An estimated 1 million homeowners with Federal Housing Administration-insured loans could benefit by refinancing at today’s low rates — but the government’s mortgage insurer doesn’t think it will happen.
The last time mortgage rates were nearly this low was in the August-to-September period of 2010, according to a new FHA report. At that time roughly 150,000 applications were pending for FHA refis. Today, the reading is a mere 50,000.
The federal mortgage insurer points out that 1 million borrowers used FHA financing from 2003 through 2009, but with a large chunk of those loans being written the last two years when rates were already low.
In short, these borrowers have had previous opportunities to refinance and haven’t done so. Thus, there is no expectation that large numbers of them will refinance today, FHA writes in its report.

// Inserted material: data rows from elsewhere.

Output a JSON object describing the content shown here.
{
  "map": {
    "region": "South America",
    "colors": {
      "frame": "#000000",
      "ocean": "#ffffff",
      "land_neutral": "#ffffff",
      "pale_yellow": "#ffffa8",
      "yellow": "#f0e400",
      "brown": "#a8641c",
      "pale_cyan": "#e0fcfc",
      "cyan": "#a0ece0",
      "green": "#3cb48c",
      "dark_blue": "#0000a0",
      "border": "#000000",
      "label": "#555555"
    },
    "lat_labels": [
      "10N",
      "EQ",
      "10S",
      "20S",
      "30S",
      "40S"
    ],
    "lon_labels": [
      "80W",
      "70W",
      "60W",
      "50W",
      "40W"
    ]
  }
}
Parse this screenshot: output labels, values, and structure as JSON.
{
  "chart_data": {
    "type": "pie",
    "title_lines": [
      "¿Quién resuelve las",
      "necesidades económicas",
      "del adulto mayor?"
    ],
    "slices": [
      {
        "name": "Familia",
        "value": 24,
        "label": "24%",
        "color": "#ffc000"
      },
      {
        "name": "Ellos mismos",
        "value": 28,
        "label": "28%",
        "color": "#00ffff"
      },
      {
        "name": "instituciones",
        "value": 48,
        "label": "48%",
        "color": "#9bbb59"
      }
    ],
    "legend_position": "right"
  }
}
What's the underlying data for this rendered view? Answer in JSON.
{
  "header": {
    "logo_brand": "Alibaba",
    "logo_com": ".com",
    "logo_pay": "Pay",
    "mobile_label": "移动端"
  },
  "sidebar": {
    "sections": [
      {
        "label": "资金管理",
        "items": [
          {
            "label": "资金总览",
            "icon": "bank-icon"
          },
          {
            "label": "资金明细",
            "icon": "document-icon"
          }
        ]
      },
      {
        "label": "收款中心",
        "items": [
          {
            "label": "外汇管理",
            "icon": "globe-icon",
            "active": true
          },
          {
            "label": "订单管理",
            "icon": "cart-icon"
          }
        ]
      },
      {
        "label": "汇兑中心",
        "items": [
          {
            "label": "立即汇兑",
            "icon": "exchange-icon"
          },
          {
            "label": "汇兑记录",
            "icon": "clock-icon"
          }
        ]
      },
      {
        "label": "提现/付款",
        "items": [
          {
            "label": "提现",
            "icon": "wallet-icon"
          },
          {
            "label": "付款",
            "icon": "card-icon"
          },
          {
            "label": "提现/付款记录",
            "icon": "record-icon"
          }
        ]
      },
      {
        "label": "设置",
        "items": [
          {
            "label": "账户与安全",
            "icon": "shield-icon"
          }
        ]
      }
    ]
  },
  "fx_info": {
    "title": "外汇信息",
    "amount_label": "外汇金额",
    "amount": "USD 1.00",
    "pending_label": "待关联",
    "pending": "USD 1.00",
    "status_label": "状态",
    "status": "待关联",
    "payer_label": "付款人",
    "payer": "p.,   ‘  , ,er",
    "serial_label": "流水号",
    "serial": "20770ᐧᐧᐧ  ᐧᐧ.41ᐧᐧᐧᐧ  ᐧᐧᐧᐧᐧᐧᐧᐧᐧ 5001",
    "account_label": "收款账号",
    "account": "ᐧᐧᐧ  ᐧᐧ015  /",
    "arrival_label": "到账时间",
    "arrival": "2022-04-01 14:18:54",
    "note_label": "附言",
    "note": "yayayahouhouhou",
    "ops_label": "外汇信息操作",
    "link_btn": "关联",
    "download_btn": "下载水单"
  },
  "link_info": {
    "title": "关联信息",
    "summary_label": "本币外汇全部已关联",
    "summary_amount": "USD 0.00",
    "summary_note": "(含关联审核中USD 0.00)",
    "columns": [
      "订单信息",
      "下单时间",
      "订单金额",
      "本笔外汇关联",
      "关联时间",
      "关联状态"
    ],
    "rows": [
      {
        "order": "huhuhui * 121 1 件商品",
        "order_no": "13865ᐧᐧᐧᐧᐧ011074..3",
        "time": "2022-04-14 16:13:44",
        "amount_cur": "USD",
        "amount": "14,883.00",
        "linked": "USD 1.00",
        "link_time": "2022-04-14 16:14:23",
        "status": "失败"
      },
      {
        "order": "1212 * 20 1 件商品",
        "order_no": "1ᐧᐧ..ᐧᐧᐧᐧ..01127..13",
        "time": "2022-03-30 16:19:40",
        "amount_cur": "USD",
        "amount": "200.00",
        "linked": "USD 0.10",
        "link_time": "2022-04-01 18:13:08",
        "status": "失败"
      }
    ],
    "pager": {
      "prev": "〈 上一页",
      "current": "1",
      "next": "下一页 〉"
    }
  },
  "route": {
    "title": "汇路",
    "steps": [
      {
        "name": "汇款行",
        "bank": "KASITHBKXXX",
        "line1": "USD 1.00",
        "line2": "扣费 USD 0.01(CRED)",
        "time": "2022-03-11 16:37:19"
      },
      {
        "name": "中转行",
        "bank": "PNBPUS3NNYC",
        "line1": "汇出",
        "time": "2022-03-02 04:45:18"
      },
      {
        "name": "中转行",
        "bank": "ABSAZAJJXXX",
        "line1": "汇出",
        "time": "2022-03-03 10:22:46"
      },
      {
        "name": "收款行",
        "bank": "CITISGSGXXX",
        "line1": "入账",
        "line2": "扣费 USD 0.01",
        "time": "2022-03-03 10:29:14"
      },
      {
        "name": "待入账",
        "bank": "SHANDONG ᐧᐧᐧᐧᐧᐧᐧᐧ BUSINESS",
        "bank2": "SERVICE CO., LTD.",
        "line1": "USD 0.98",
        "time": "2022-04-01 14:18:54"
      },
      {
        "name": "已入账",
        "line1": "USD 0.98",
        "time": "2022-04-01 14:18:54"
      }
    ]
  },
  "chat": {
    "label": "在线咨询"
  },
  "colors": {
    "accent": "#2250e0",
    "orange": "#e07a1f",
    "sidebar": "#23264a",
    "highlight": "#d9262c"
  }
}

The agency notes that there are several reasons why these FHA borrowers do not refinance. But being underwater (due to property value declines) is not a deterrent in a FHA-to-FHA streamline refinancing transaction.
Mortgagors may not realize that there is no home equity test for a FHA streamline refinancing, the agency says.
However, the Department of Housing and Urban Development and FHA are constrained from encouraging borrowers to refinance because most of the loans are pooled into Ginnie Mae MBS. Encouraging faster repays would diminish the value of the MBS and negatively affect investors, HUD says.